The NFL’s Home Marketing Area Program limits teams to marketing within 75 miles of their stadium, with regional exceptions. That has now been extended to foreign markets, with teams being granted marketing rights in Mexico, Canada, Brazil, and Australia, among others.

Naturally, one of those other countries is China. The Los Angeles Rams, who have the only Chinese American player in the league (safety Taylor Rapp), decided to make a play for the Chinese market. This has actually been in the works for some time: Rams Chief Operating Officer Kevin Demoff boasted that the team had planned a tour in China with Rapp in 2020 (you know, before China loosed COVID-19 on the world).
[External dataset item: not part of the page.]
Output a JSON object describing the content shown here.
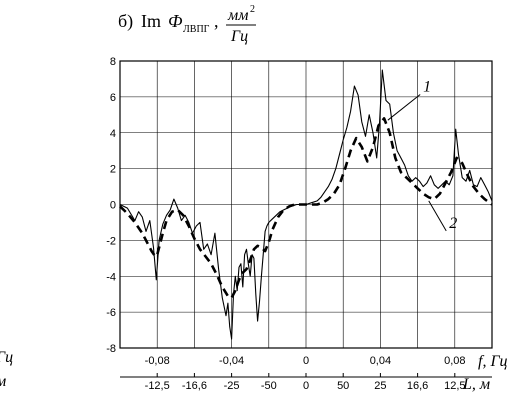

The Rams are valued at $4.8 billion and made $422 million in revenue last year. Despite the pandemic, the NFL earned nearly $10 billion in revenue in 2020, and the league inked a $113 billion media deal earlier this year. But that’s not enough. At a time when China is under more scrutiny than ever, the Rams and the league have decided to brush off the whole genocide thing for more money.

The NFL has certainly learned from the NBA and the International Olympic Committee. The league posted a map of the world that announced which teams will be able to market in which countries and erased Taiwan’s existence by including it as part of China under the Chinese flag. This comes as China is ramping up its threats to invade Taiwan.

The NFL is uniquely American, but there is no issue with it trying to grab a global footing (which it has been doing for years). But beginning the process of shilling for China now, amid its aggression toward its neighbors, the genocide of the Uyghurs, and the silencing of tennis player Peng Shuai, is a particularly gross and cynical money grab by both the league and the Rams.